Cutler Edwards (History) – “Interethnic Politics and Public Protest in 1970s San Diego” San Diego since mid-century has largely been written in brown and white; histories of Mexican-American struggles and of the Chicano Movement have provided a corrective to the boosterism and nostalgia that runs through literature valorizing San Diego as “America’s Finest City.” But this frame leaves out a more complex network of relations that have ebbed and flowed since before World War II. Reconsidering a pivotal moment, the founding of Chicano Park in April 1970, suggests that anti-development activism in San Diego helped spark interracial politics. But Chicano Park was only one point on a continuum of interethnic alliances that worked to reshape the city’s relations of race and power in the late 1960s and the 1970s. This talk highlights a constellation of coalitions that might allow us to consider San Diego’s history of political activism and struggles for social justice in a new light.

Marla Fuentes (Literature) – “Traditional Sellout Narratives in The Shrunken Head of Pancho Villa and Los Vendidos” The Shrunken Head of Pancho Villa (1964) is Chicano playwright Luis Valdez’s first full-length play, the first of many works as both a solo playwright and a collaborator with El Teatro Campesino where the concept of venderse (selling out) is explored. This paper examines what the presenter terms a “traditional sellout narrative” in the context of The Shrunken Head of Pancho Villa and the acto Los Vendidos (1967). Valdez provides a traditional sellout narrative in The Shrunken Head of Pancho Villa that he and El Teatro Campesino later rewrite in Los Vendidos. In these works, Valdez and El Teatro Campesino highlight the working and living conditions of migrant farmworkers and other working-class Chicanas/os in California preceding and during the 1960s while offering commentary on cultural citizenship, political activism, and social justice.

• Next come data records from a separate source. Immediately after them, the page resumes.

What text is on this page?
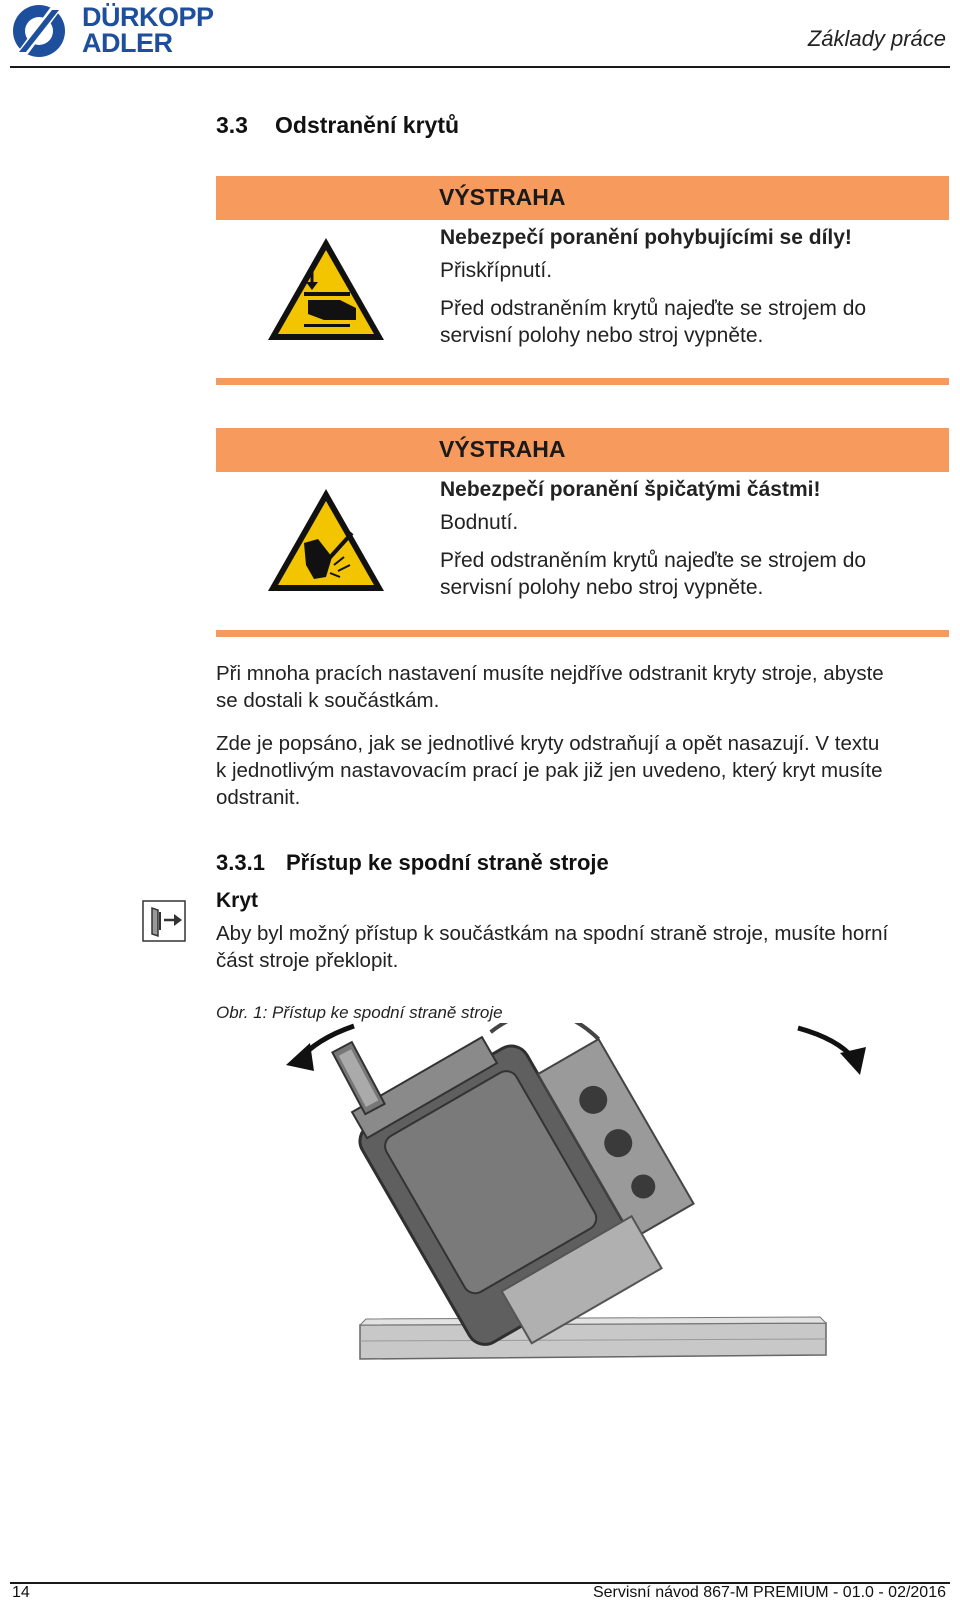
DÜRKOPP
ADLER	Základy práce
3.3 Odstranění krytů
VÝSTRAHA
Nebezpečí poranění pohybujícími se díly!
Přiskřípnutí.
Před odstraněním krytů najeďte se strojem do
servisní polohy nebo stroj vypněte.
VÝSTRAHA
Nebezpečí poranění špičatými částmi!
Bodnutí.
Před odstraněním krytů najeďte se strojem do
servisní polohy nebo stroj vypněte.
Při mnoha pracích nastavení musíte nejdříve odstranit kryty stroje, abyste
se dostali k součástkám.
Zde je popsáno, jak se jednotlivé kryty odstraňují a opět nasazují. V textu
k jednotlivým nastavovacím prací je pak již jen uvedeno, který kryt musíte
odstranit.
3.3.1 Přístup ke spodní straně stroje
Kryt
Aby byl možný přístup k součástkám na spodní straně stroje, musíte horní
část stroje překlopit.
Obr. 1: Přístup ke spodní straně stroje
14	Servisní návod 867-M PREMIUM - 01.0 - 02/2016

Israel Pastrana (History) – “Made to Be Undocumented: Making Sense of Contradiction in the Immigration Reform and Control Act of 1986” This paper investigates the enforcement and implementation of the 1986 Immigration Reform and Control Act on the Tijuana-San Diego border. Scholarship on IRCA has focused on the law’s myriad contradictions and paradoxes; between amnesty and enforcement, policy objectives and outcomes, citizenship and alienage. This approach, the presenter argues, falls short when accounting for the many ways the law’s mandates—namely amnesty or legalization—blurred with, overlapped, and at times even bled into one another. Despite the law’s promise to vigorously and uniformly enforce immigration laws while safeguarding the rights and dignity of all, the line between citizens and aliens was easier to draw on paper than to enforce in the field. In contrast to the “immigration paradox” that frame discussions of IRCA, the examples explored here point to a complexity and ambiguity in the interpretation and enforcement of immigration law. The presenter will conclude by suggesting how cultural production—in this case, the music of norteño icons Los Tigres del Norte—might help scholars move beyond these binary interpretation and adopt a conceptual vocabulary better capable of explaining the demands of life across borders.